Quel che ci deve colpire, e soprattutto interrogare, è invece il fatto che a dividere l'opinione pubblica del nostro paese sia stato un gesto, un solo gesto: quello di Elon Musk.
Subito, testate online e semplici sconosciuti sui social, a leggere quel movimento. Qualcuno ha gridato «allarme, già ci si permette di restaurare il saluto fascista. Chissà che ne sarà del domani...». Qualcun altro ha minimizzato: «Voleva solo mimare l'intenzione di volare lontano». Chissà, forse fino a Marte. Nessuno può sapere dove stia la ragione.
Sta di fatto però che si è persa l'occasione di attivare un dialogo costruttivo e ci si è persi tanto per cambiare in un dibattito superficiale, e soprattutto di puro schieramento.
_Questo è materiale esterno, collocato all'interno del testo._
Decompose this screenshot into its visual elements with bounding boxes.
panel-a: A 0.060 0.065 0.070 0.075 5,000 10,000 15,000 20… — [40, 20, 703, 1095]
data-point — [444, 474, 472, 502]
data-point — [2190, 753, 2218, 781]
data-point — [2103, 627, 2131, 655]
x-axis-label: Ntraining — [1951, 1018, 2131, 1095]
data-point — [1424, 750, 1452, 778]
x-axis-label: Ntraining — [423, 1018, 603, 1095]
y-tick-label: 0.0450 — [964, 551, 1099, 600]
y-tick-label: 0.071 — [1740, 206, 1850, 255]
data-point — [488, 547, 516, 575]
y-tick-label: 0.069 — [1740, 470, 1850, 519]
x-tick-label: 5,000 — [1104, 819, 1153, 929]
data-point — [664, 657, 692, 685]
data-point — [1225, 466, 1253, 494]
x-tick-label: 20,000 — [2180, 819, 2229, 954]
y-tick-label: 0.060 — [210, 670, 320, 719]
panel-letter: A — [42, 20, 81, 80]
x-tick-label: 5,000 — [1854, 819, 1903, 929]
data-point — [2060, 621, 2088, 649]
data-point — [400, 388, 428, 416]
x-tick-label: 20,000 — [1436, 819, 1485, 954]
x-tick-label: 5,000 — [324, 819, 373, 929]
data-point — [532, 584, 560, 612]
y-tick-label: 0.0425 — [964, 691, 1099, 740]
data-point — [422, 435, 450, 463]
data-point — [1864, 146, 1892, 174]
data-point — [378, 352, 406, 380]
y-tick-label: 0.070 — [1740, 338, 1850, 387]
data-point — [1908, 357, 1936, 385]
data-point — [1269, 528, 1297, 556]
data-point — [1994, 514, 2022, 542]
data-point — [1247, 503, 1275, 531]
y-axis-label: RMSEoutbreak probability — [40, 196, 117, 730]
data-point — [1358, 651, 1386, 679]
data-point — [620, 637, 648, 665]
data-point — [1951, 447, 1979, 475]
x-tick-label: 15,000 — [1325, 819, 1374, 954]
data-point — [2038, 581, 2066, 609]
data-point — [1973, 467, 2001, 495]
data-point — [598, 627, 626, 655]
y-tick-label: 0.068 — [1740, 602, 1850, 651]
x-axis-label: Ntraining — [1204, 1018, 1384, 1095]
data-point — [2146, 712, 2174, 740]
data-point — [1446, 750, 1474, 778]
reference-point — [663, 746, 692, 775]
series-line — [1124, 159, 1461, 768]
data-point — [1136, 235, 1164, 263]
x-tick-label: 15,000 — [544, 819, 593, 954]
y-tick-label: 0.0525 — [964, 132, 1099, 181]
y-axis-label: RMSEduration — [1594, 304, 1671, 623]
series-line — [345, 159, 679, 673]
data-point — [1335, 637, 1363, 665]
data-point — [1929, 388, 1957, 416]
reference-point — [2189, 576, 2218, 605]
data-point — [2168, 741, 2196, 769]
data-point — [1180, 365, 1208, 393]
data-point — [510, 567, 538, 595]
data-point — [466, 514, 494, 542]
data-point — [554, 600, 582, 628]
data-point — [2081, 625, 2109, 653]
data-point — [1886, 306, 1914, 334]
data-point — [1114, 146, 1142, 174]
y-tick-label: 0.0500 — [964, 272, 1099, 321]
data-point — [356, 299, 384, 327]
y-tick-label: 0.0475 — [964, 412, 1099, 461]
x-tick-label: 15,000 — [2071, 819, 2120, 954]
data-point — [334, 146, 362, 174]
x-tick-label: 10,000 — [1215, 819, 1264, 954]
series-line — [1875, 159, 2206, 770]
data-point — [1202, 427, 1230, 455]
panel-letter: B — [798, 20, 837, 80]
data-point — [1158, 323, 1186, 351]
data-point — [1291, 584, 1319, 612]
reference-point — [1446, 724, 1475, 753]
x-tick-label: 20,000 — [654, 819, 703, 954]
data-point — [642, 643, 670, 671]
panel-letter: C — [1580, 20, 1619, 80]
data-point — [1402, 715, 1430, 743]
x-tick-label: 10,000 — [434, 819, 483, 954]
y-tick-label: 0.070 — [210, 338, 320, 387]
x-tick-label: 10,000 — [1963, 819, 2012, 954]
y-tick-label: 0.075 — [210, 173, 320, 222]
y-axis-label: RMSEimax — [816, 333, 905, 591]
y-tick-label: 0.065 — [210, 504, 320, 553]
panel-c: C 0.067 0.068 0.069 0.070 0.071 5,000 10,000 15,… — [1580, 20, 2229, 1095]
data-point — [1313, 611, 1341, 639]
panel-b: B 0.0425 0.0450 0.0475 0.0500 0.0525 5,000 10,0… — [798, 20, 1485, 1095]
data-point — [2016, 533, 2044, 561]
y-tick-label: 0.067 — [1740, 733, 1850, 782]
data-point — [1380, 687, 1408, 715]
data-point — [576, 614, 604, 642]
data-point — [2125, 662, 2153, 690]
E qui è venuta prepotentemente allo scoperto la nostra scarsa preparazione nell'approccio alle informazioni. Alle notizie. Specie online.
Forse è il caso di chiarire, partendo da un punto fermo: noi esseri umani siamo tutto tranne che sempre obiettivi e razionali. Ci sono infatti nella nostra mente degli automatismi, detti bias, che ci fanno pensare e agire in modo non sempre, diciamo, del tutto logico e per certi versi libero.
Tra i vari pare opportuno ricordarne due: il bias di conferma, che in pratica ci porta a cercare solo notizie che confermino la narrazione che preferiamo (o a leggerle in questo senso) e il cosiddetto «effetto bivio» secondo il quale di fronte ad un tema, specie se divisivo, ci si schiera in modo netto, senza lasciare spazio alcuno alle idee degli altri. È un po' quel che capita in alcuni talk show, nei quali gli invitati si urlano le loro «verità» senza nemmeno ascoltarsi.
Inutile dire che la vittima di questi approcci sia il dialogo. Ebbene, è questo il punto: la mancanza di dialogo. Dinanzi a un cambiamento storico, nel bene o nel male, mezzo Paese si è fermato a gridare la propria verità sul gesto di Musk. Nessun confronto. Nessuna attenzione verso l'opinione altrui.
Ma, ricordiamocelo, la democrazia ha un padre ben preciso: il confronto. È il dialogo costruttivo con chi la pensa diversamente che anima quel sentimento governativo che possiamo definire, appunto, democrazia. Se vogliamo trovare un nemico, non cerchiamolo nel gesto di Musk, ma nella nostra risposta a quel gesto. E se desideriamo tanto la democrazia, non riempiamoci la bocca con etichette frettolose, ma proviamo a chiederci perché gli altri la pensano in modo diverso. Solo in quel modo potremo ascoltare loro, e farci ascoltare. Perché se non lo facciamo, i primi nemici della democrazia siamo noi.